Arawak and Carib Indians were the first residents of Alliouagana, 'land of the prickly bush', until Christopher Columbus claimed it for Spain in 1493, whereupon he named the island Santa Maria de Montserrat. It was not until 1632 that the British colonised the island, which is still a British Overseas Territory. The actual settlers were mainly of Irish Catholic origin, who appreciated the presence of an ocean between them and Oliver Cromwell. Irish surnames among the present population reflect this history. Between 1871 and 1956 the island was administered as part of the Federal Colony of the Leeward Islands.
At this point the federation was dissolved; since then Montserrat has been a British colony administered by a Governor appointed by the British government.

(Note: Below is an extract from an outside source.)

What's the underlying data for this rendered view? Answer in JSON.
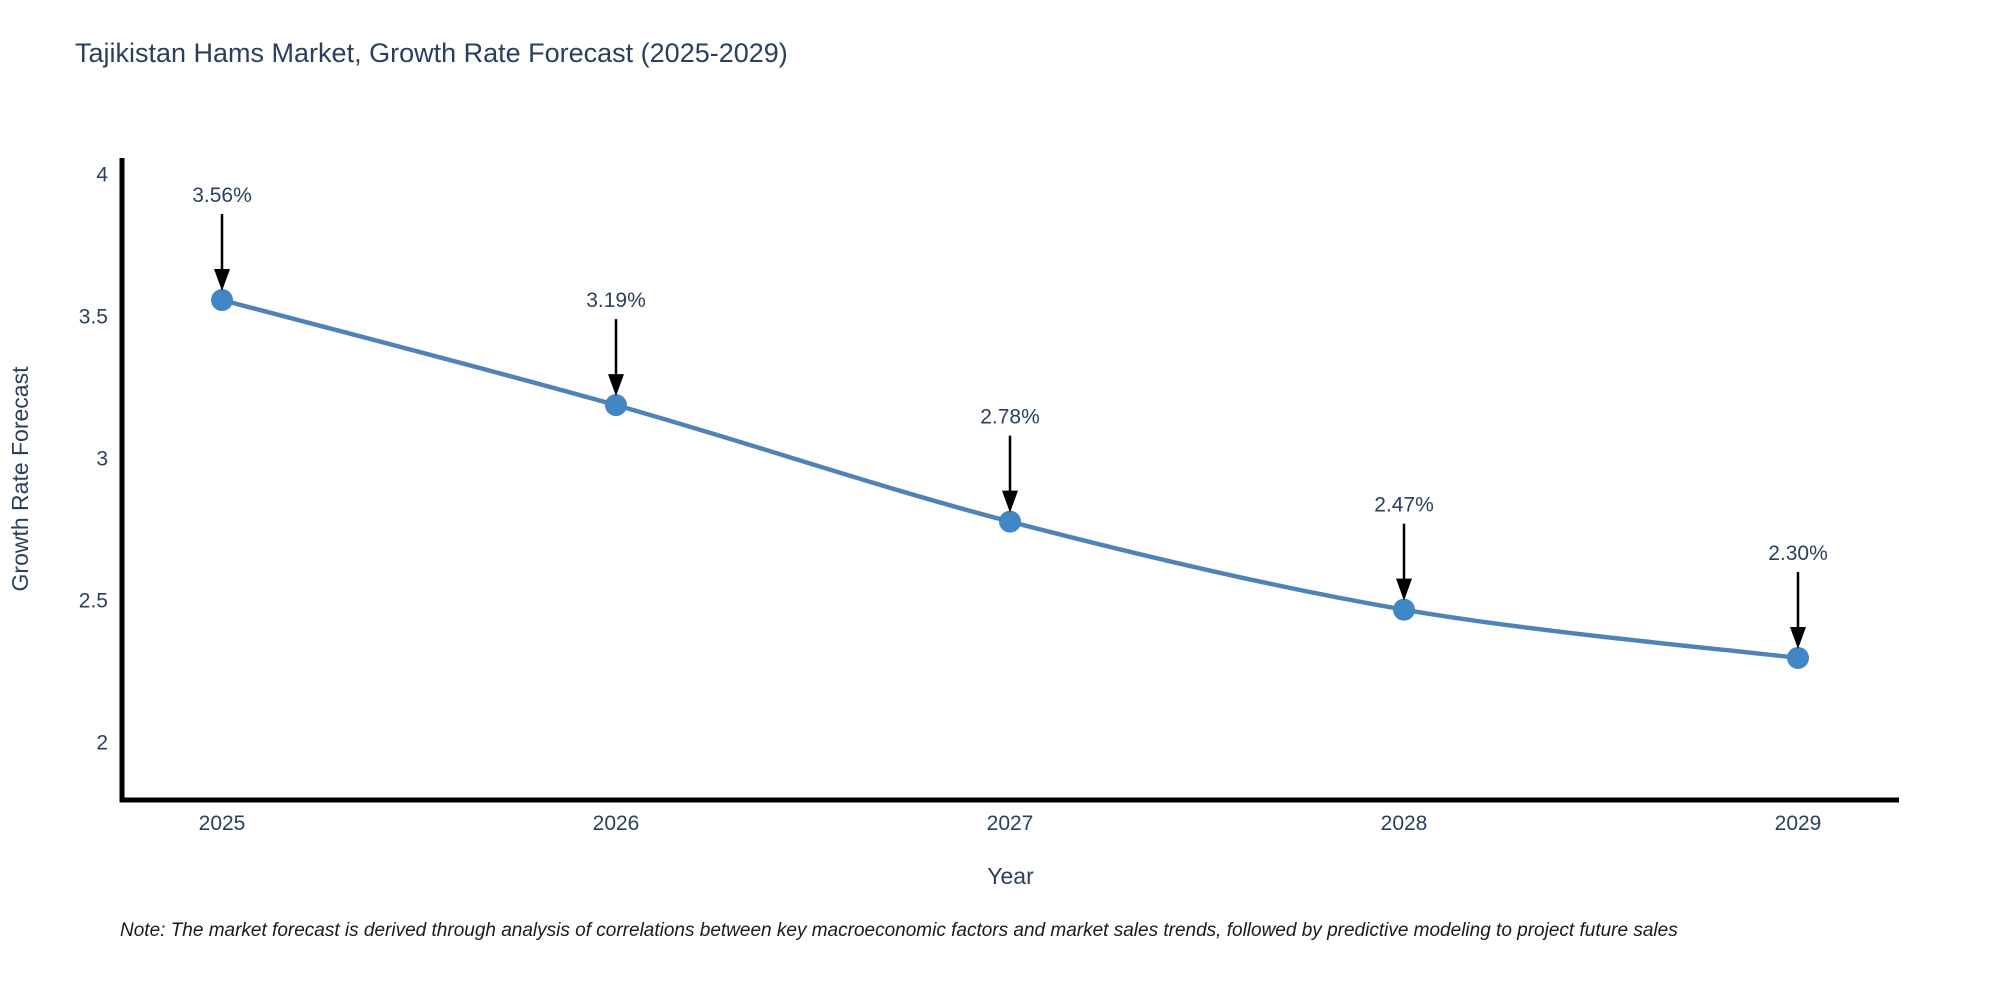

For the most part, the major political issue since 1960 has been independence. While a significant minority has backed this option, it has failed to attract a majority owing to uncertainty about the island's economic future. The main reason is its vulnerability to the elements; Montserrat is located in the Caribbean hurricane zone. However, damage from tempests was nothing compared to that wrought by the eruption of a volcano in 1997.
This rendered almost half the island uninhabitable, and much of the 12,000 population left the island. Many original inhabitants have returned to Montserrat, but the island has been left more dependent than ever on aid and support from the British government. The southern part of the island, which bore the brunt of the eruption, has been partially repopulated, but the overriding priority for the government has been to bring economic and social life back to the devastated island. This has been a difficult and gradual process, hampered by disagreements.